Note that we want to git clone our salmon version MOT repository. Therefore, please git clone from this GitHub repository, and then switch to Salmon branch:
Salmon-Computer-Vision/Towards-Realtime-MOT
Once we have the JDE annotations generated from the previous command, please move the following three files to parent folder of merged_mot_gt folder:
- salmon.train
- salmon.val
- salmon.test
For example,
mv ~/salmon-computer-vision/utils/merged_mot_gt/salmon.train ~/salmon-computer-vision/utilsso that the image paths in the three salmon files match the actual image path.
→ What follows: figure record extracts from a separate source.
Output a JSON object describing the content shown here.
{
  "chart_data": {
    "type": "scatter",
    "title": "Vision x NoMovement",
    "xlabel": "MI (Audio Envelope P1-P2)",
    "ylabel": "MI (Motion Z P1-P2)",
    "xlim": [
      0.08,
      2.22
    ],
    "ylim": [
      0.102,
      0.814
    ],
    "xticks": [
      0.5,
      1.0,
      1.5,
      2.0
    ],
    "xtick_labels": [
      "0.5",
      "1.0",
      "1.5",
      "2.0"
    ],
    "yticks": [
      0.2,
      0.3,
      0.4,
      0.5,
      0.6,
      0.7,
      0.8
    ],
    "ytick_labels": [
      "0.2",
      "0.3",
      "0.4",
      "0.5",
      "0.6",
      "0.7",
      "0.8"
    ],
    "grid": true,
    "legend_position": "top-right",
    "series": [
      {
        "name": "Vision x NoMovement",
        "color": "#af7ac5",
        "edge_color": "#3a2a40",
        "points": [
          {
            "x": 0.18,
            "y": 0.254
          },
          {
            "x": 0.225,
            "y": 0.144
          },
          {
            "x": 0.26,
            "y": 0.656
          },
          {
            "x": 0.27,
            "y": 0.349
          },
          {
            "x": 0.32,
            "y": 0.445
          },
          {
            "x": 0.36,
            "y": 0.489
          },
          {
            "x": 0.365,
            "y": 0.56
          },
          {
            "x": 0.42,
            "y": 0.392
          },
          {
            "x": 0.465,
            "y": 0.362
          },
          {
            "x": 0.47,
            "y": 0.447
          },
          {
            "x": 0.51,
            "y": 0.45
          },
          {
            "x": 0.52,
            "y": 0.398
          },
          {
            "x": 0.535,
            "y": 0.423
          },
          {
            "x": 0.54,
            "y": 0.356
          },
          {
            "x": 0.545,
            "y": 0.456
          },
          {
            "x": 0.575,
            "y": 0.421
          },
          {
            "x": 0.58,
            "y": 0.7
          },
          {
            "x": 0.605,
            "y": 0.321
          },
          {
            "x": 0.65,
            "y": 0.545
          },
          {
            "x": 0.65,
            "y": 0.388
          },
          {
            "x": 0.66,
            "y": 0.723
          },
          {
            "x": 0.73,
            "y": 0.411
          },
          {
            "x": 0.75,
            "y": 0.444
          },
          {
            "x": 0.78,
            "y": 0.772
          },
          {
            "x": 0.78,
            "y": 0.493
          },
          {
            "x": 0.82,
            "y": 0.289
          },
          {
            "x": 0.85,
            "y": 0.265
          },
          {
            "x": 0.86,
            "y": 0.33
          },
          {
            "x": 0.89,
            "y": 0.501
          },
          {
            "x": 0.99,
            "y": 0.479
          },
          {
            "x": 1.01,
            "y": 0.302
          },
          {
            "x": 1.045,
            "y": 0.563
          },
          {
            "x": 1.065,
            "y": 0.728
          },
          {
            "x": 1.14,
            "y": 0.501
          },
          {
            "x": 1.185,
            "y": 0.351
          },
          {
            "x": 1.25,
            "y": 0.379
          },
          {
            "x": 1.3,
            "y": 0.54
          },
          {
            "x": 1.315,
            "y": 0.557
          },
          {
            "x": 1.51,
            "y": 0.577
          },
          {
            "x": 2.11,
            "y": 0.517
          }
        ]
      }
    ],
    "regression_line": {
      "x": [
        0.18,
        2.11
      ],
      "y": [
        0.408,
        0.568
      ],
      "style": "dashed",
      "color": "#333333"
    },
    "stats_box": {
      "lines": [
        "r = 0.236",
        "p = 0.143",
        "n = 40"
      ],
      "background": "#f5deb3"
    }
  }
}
Then, we need to modify ~/Towards-Realtime-MOT/cfg/ccmcpe.json to point to the training data. An example of ccmcpe.json is:
{
"root":"/home/ycchou/salmon-computer-vision/utils/",
"train":
{
"fish":"/home/ycchou/salmon-computer-vision/utils/salmon.train"
},
"test_emb":
{
"fish":"/home/ycchou/salmon-computer-vision/utils/salmon.val"
},
"test":
{
"fish":"/home/ycchou/salmon-computer-vision/utils/salmon.val"
}
}Make sure you have installed CUDA on your system. If you did not install CUDA, you will likely encounter Found no NVIDIA driver error. Please check the troubleshooting section to install CUDA for your system.
Please run the train.py script to start training the model. Reduce batch size if you GPU memory is not enough. You would likely encounter RuntimeError: CUDA out of memory if your batch size is too high.
python train.py --batch-size 6 --img-size 576 320
After the training process is finished, we can find the trained weights at:
Towards-Realtime-MOT\weights\{date_folder}\latest.pt
RuntimeError: Found no NVIDIA driver on your system. Please check that you have an NVIDIA GPU and installed a driver from http://www.nvidia.com/Download/index.aspx
Make sure we have installed CUDA on our system. Please check this page to install CUDA on your system.
E: Unable to locate package cuda-toolkit-11-0
It is likely that the apt-key cuda.list does not have the right version of the system. For example,
apt-key adv --fetch-keys http://developer.download.nvidia.com/compute/cuda/repos/ubuntu1804/x86_64/7fa2af80.pub
If you are using Ubuntu 20.04, please replace ubuntu1804 with ubuntu2004.
Also, make sure you install the right version of toolkit for your system version. Check this page to find the correct version of toolkit:
Installation Guide Linux :: CUDA Toolkit Documentation
It is likely that the batch size you specified in the train command is too high. Please try to reduce the batch size and try again.